Calcium carbonate can be decomposed by heating according to the equation Below. WHat is the percentage yield of calcium oxide in this reaction if 12.6g of CaO is obtained when 25.9g of CaCO3 is heated ?
CaCO3(S) -> CaO (s) + CO2 (g)
mols CaCO3 = 25.9/molar mass CaCO3.
mols CaO = same as mols CaCO3 according to the balanced equation.
g CaO = mols CaO x molar mass CaO. This is the theoretical yield(TY). The actual yield (AY) is 12.6g
%yield = (AY/TY)*100 = ?
12.6/25.9*100=48.6
To calculate the percentage yield, we need to compare the actual yield of calcium oxide (CaO) obtained to the theoretical yield. The theoretical yield is the amount of CaO that would be produced if the reaction goes to completion based on the stoichiometry of the balanced equation.
1. Calculate the molar mass of CaO:
- Molar Mass of CaO = 40.08 g/mol (Ca) + 16.00 g/mol (O) = 56.08 g/mol
2. Calculate the moles of CaCO3 used:
- Moles of CaCO3 = Mass of CaCO3 / Molar Mass of CaCO3
- Moles of CaCO3 = 25.9 g / (40.08 g/mol + 12.01 g/mol + 3*16.00 g/mol) = 0.2584 mol
3. From the balanced equation, we can see that 1 mol of CaCO3 produces 1 mol of CaO. Therefore, the theoretical yield of CaO is also 0.2584 mol.
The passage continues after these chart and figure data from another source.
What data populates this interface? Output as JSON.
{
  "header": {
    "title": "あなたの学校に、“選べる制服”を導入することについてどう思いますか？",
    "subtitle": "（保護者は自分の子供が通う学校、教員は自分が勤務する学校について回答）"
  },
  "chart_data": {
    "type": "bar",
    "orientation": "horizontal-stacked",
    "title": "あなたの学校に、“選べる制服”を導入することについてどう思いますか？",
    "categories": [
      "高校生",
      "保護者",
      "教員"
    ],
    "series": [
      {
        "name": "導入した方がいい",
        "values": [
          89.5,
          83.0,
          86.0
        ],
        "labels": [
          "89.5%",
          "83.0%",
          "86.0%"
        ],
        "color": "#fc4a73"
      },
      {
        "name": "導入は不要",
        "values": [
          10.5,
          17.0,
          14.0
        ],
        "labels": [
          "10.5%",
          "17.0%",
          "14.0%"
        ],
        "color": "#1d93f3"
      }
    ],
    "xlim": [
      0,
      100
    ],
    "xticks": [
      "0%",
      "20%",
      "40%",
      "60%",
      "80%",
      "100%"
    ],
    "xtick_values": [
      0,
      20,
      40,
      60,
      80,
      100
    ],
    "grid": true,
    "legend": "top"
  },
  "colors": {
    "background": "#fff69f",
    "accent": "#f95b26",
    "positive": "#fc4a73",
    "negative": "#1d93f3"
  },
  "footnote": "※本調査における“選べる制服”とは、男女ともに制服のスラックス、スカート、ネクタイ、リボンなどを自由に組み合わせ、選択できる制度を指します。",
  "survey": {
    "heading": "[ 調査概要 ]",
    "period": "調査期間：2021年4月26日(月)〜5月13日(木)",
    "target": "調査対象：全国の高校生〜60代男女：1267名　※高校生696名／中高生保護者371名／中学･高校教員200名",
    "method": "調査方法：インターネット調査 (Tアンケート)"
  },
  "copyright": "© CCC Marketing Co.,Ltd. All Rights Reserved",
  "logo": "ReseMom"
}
4. Calculate the theoretical mass of CaO:
- Theoretical Mass of CaO = Moles of CaO × Molar Mass of CaO
- Theoretical Mass of CaO = 0.2584 mol × 56.08 g/mol = 14.50 g
5. Calculate the percentage yield:
- Percentage Yield = (Actual Yield / Theoretical Yield) × 100%
- Percentage Yield = (12.6 g / 14.50 g) × 100% = 86.90%
Therefore, the percentage yield of calcium oxide in this reaction is approximately 86.90%.
To find the percentage yield of calcium oxide (CaO) in this reaction, we need to compare the actual yield (12.6 grams) to the theoretical yield, assuming 100% yield.
1. First, determine the molar masses of CaCO3 and CaO:
- CaCO3: Atomic mass of Ca (40.08 g/mol) + Atomic mass of C (12.01 g/mol) + 3 x Atomic mass of O (16.00 g/mol) = 100.09 g/mol
- CaO: Atomic mass of Ca (40.08 g/mol) + Atomic mass of O (16.00 g/mol) = 56.08 g/mol
2. Calculate the theoretical yield of CaO using stoichiometry:
From the balanced equation, we can see that 1 mole of CaCO3 produces 1 mole of CaO.
- Moles of CaCO3 = mass (g) / molar mass (g/mol) = 25.9 g / 100.09 g/mol = 0.259 mol
- Theoretical yield of CaO = moles of CaCO3 x molar mass of CaO = 0.259 mol x 56.08 g/mol = 14.50 g
3. Calculate the percentage yield:
Percentage yield = (Actual yield / Theoretical yield) x 100%
- Actual yield = 12.6 g
- Theoretical yield = 14.50 g
- Percentage yield = (12.6 g / 14.50 g) x 100% = 86.9%
Therefore, the percentage yield of calcium oxide (CaO) in this reaction is approximately 86.9%.